The MFI’s clients were not a high credit risk, they simply needed to delay the timing of their payments to deal with more immediate needs
One of MicroVest’s clients, Fundación Espoir, had its headquarters at the epicentre of the earthquake, and it was difficult for the organization to get its operations back up and running immediately. In addition to taking care of their own employees and building damages, Fundación Espoir saw an immediate decline in the repayments of their clients’ loans. Most of Fundación Espoir’s borrowers are microentrepreneurs whose sales dipped post-disaster. Fundación Espoir had worked with these clients for years, however, and the loan officers on the ground understood that these cashflow problems were a short-term issue. Fundación Espoir’s clients were not a high credit risk, they simply needed to delay the timing of their payments to deal with more immediate needs.
This presented a conundrum for Fundación Espoir. Fundación Espoir was in the best position to expand access to credit to people so that they could rebuild after the earthquake, but the immediate aftermath restricted their balance sheet from doing so. To help ease this tension, Fundación Espoir’s international lenders, including MicroVest, worked to restructure Fundación Espoir’s debt after the earthquake. This allowed the organization to rebuild its operations quickly and service the high demand of people who needed access to capital. In total, Fundación Espoir restructured $4 million worth of their clients’ debt, and within a few months, their repayment rates were back up to pre-earthquake levels. Low turnover levels at the institution along with strong relationships between loan officers and borrowers also contributed to a relatively stable portfolio.
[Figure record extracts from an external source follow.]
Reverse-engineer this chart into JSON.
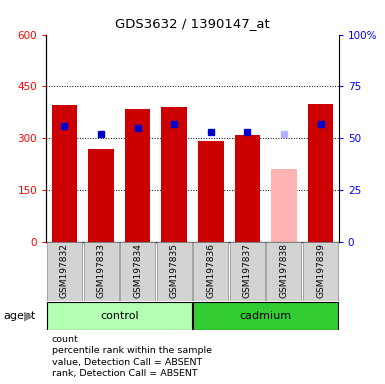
{
  "title": "GDS3632 / 1390147_at",
  "samples": [
    "GSM197832",
    "GSM197833",
    "GSM197834",
    "GSM197835",
    "GSM197836",
    "GSM197837",
    "GSM197838",
    "GSM197839"
  ],
  "groups": [
    "control",
    "control",
    "control",
    "control",
    "cadmium",
    "cadmium",
    "cadmium",
    "cadmium"
  ],
  "counts": [
    395,
    270,
    385,
    390,
    292,
    308,
    210,
    400
  ],
  "ranks": [
    56,
    52,
    55,
    57,
    53,
    53,
    52,
    57
  ],
  "absent": [
    false,
    false,
    false,
    false,
    false,
    false,
    true,
    false
  ],
  "ylim_left": [
    0,
    600
  ],
  "ylim_right": [
    0,
    100
  ],
  "yticks_left": [
    0,
    150,
    300,
    450,
    600
  ],
  "yticks_right": [
    0,
    25,
    50,
    75,
    100
  ],
  "bar_color_present": "#cc0000",
  "bar_color_absent": "#ffb3b3",
  "rank_color_present": "#0000cc",
  "rank_color_absent": "#b3b3ff",
  "bg_color": "#d3d3d3",
  "control_color": "#b3ffb3",
  "cadmium_color": "#33cc33",
  "legend_items": [
    {
      "label": "count",
      "color": "#cc0000"
    },
    {
      "label": "percentile rank within the sample",
      "color": "#0000cc"
    },
    {
      "label": "value, Detection Call = ABSENT",
      "color": "#ffb3b3"
    },
    {
      "label": "rank, Detection Call = ABSENT",
      "color": "#b3b3ff"
    }
  ]
}
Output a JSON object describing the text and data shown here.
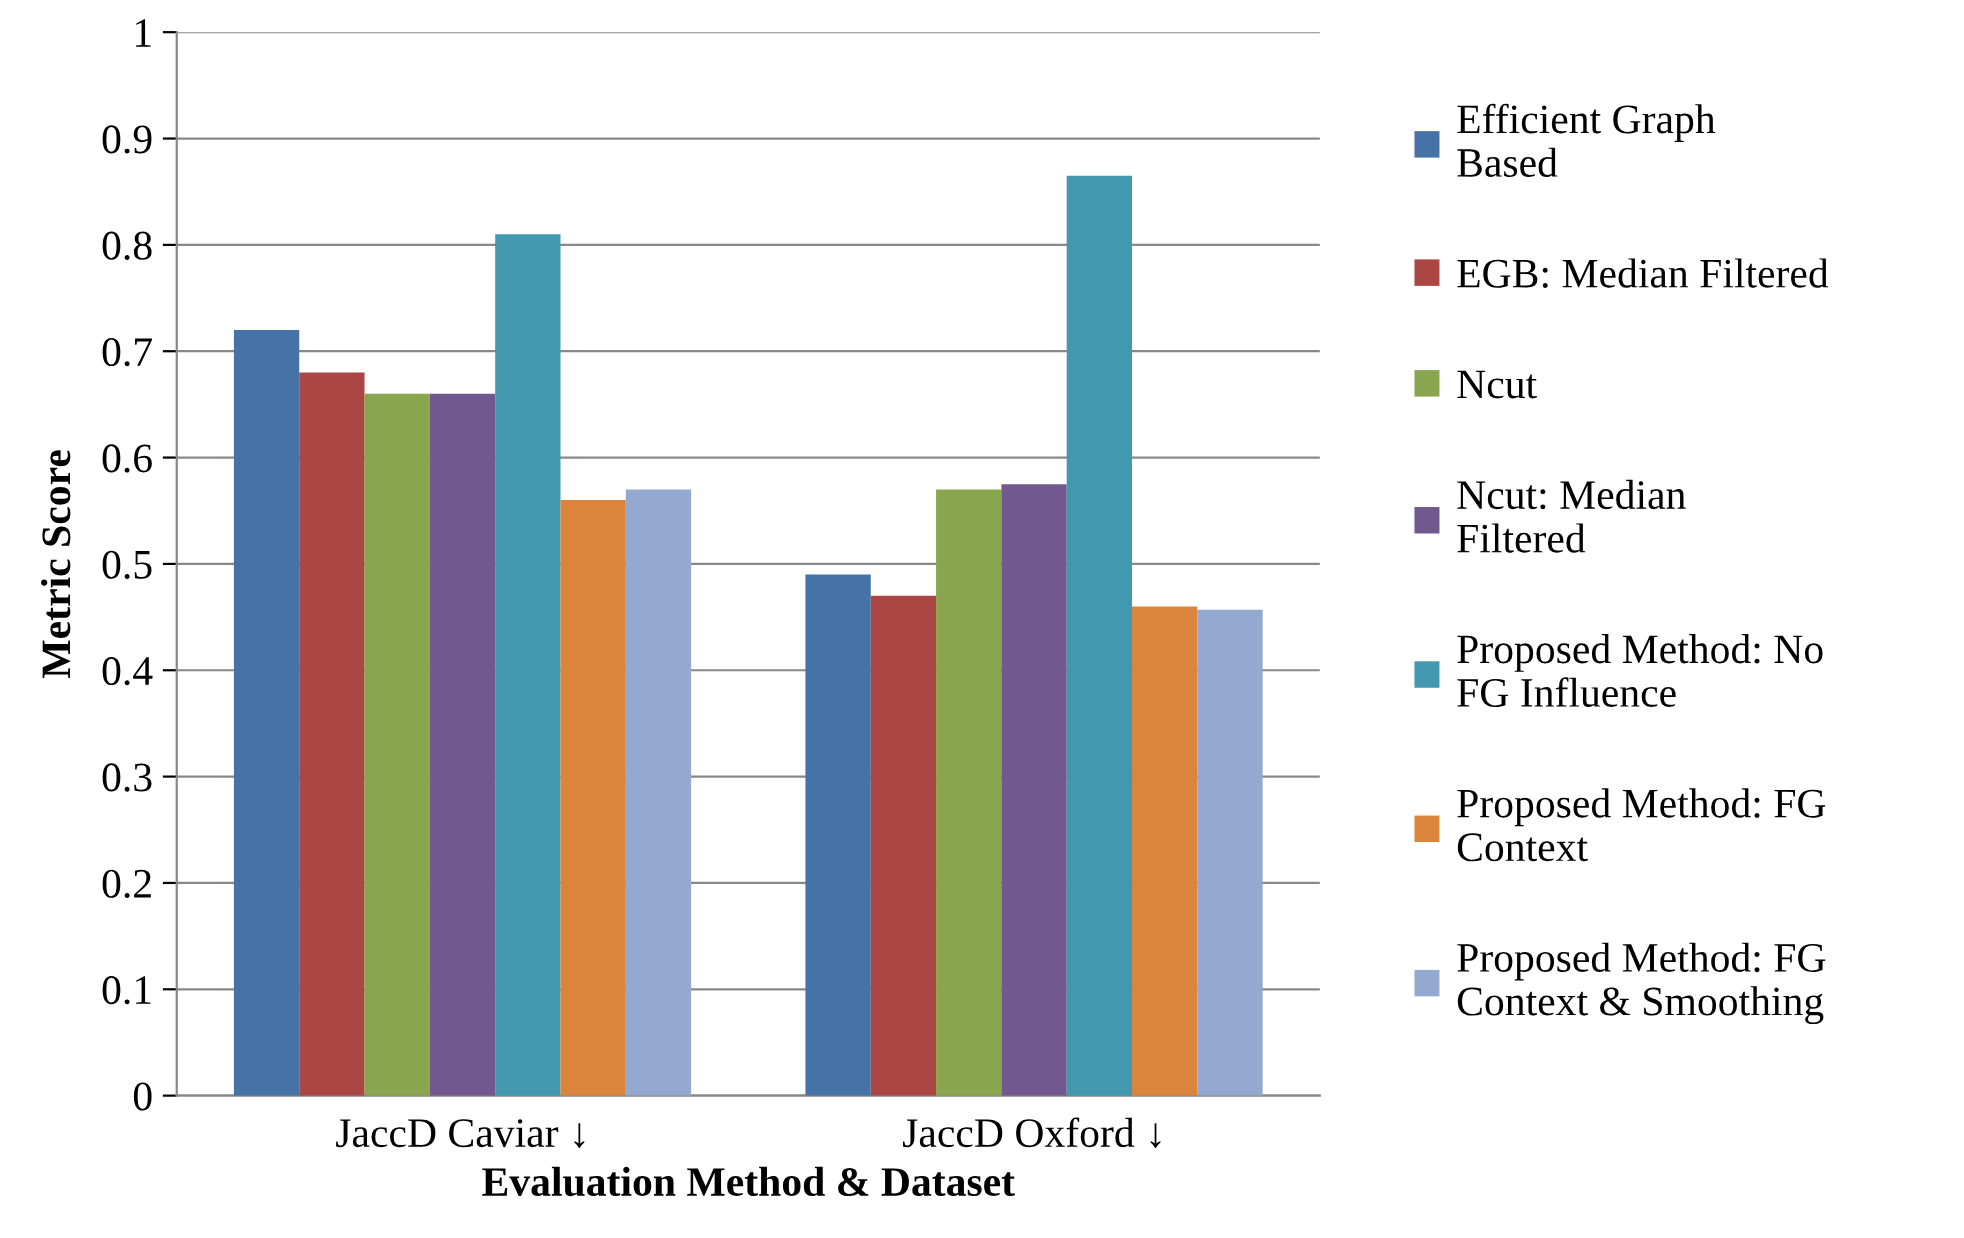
{
  "chart_data": {
    "type": "bar",
    "xlabel": "Evaluation Method & Dataset",
    "ylabel": "Metric Score",
    "categories": [
      "JaccD Caviar ↓",
      "JaccD Oxford ↓"
    ],
    "series": [
      {
        "name": "Efficient Graph Based",
        "color": "#4572a7",
        "values": [
          0.72,
          0.49
        ]
      },
      {
        "name": "EGB: Median Filtered",
        "color": "#aa4643",
        "values": [
          0.68,
          0.47
        ]
      },
      {
        "name": "Ncut",
        "color": "#89a54e",
        "values": [
          0.66,
          0.57
        ]
      },
      {
        "name": "Ncut: Median Filtered",
        "color": "#71588f",
        "values": [
          0.66,
          0.575
        ]
      },
      {
        "name": "Proposed Method: No FG Influence",
        "color": "#4198af",
        "values": [
          0.81,
          0.865
        ]
      },
      {
        "name": "Proposed Method: FG Context",
        "color": "#db843d",
        "values": [
          0.56,
          0.46
        ]
      },
      {
        "name": "Proposed Method: FG Context & Smoothing",
        "color": "#93a9cf",
        "values": [
          0.57,
          0.457
        ]
      }
    ],
    "ylim": [
      0,
      1
    ],
    "yticks": [
      0,
      0.1,
      0.2,
      0.3,
      0.4,
      0.5,
      0.6,
      0.7,
      0.8,
      0.9,
      1
    ],
    "grid": "y",
    "legend": "right"
  }
}
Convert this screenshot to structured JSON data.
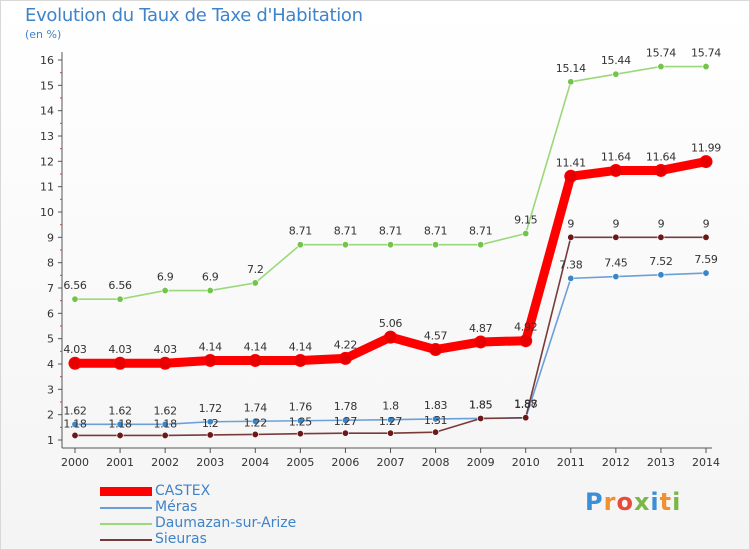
{
  "title": "Evolution du Taux de Taxe d'Habitation",
  "unit_label": "(en %)",
  "logo": {
    "text": "Proxiti",
    "colors": [
      "#3a8fd6",
      "#f09030",
      "#e84a3c",
      "#7ab648",
      "#3a8fd6",
      "#f09030",
      "#7ab648"
    ]
  },
  "chart_data": {
    "type": "line",
    "x": [
      "2000",
      "2001",
      "2002",
      "2003",
      "2004",
      "2005",
      "2006",
      "2007",
      "2008",
      "2009",
      "2010",
      "2011",
      "2012",
      "2013",
      "2014"
    ],
    "ylim": [
      1,
      16
    ],
    "yticks": [
      1,
      2,
      3,
      4,
      5,
      6,
      7,
      8,
      9,
      10,
      11,
      12,
      13,
      14,
      15,
      16
    ],
    "grid": false,
    "legend_position": "bottom-left",
    "series": [
      {
        "name": "CASTEX",
        "color": "#ff0000",
        "marker_color": "#e80000",
        "emphasis": true,
        "values": [
          4.03,
          4.03,
          4.03,
          4.14,
          4.14,
          4.14,
          4.22,
          5.06,
          4.57,
          4.87,
          4.92,
          11.41,
          11.64,
          11.64,
          11.99
        ],
        "labels": [
          "4.03",
          "4.03",
          "4.03",
          "4.14",
          "4.14",
          "4.14",
          "4.22",
          "5.06",
          "4.57",
          "4.87",
          "4.92",
          "11.41",
          "11.64",
          "11.64",
          "11.99"
        ]
      },
      {
        "name": "Méras",
        "color": "#6aa0d8",
        "marker_color": "#3a86c8",
        "emphasis": false,
        "values": [
          1.62,
          1.62,
          1.62,
          1.72,
          1.74,
          1.76,
          1.78,
          1.8,
          1.83,
          1.85,
          1.87,
          7.38,
          7.45,
          7.52,
          7.59
        ],
        "labels": [
          "1.62",
          "1.62",
          "1.62",
          "1.72",
          "1.74",
          "1.76",
          "1.78",
          "1.8",
          "1.83",
          "1.85",
          "1.87",
          "7.38",
          "7.45",
          "7.52",
          "7.59"
        ]
      },
      {
        "name": "Daumazan-sur-Arize",
        "color": "#9bd87a",
        "marker_color": "#72c44a",
        "emphasis": false,
        "values": [
          6.56,
          6.56,
          6.9,
          6.9,
          7.2,
          8.71,
          8.71,
          8.71,
          8.71,
          8.71,
          9.15,
          15.14,
          15.44,
          15.74,
          15.74
        ],
        "labels": [
          "6.56",
          "6.56",
          "6.9",
          "6.9",
          "7.2",
          "8.71",
          "8.71",
          "8.71",
          "8.71",
          "8.71",
          "9.15",
          "15.14",
          "15.44",
          "15.74",
          "15.74"
        ]
      },
      {
        "name": "Sieuras",
        "color": "#7a3a3a",
        "marker_color": "#6a1818",
        "emphasis": false,
        "values": [
          1.18,
          1.18,
          1.18,
          1.2,
          1.22,
          1.25,
          1.27,
          1.27,
          1.31,
          1.85,
          1.88,
          9,
          9,
          9,
          9
        ],
        "labels": [
          "1.18",
          "1.18",
          "1.18",
          "1.2",
          "1.22",
          "1.25",
          "1.27",
          "1.27",
          "1.31",
          "1.85",
          "1.88",
          "9",
          "9",
          "9",
          "9"
        ]
      }
    ]
  }
}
MicroVest was able to work through this situation with Fundación Espoir because the institution has been a trustworthy client for MicroVest. Likewise, it was much easier for Fundación Espoir to restructure the debt of their own clients who had already proven themselves reliable borrowers. After initial humanitarian needs are met and long-term rebuilding begins, access to credit is an important component of jumpstarting the economy. Building a credit history over time can make people better prepared to utilize MFIs when these economic shocks happen.
Goal 17 of the United Nations Sustainable Development Goals identifies partnerships with financial services as a priority. Moreover, financial inclusion is listed explicitly as an enabler for 7 of the 17 goals. In the case of natural disasters, after initial humanitarian needs are met, the financial sector has an important role to play in the rebuilding efforts. The sector must continue innovating in order to effectively meet the financing needs of communities impacted by natural disasters.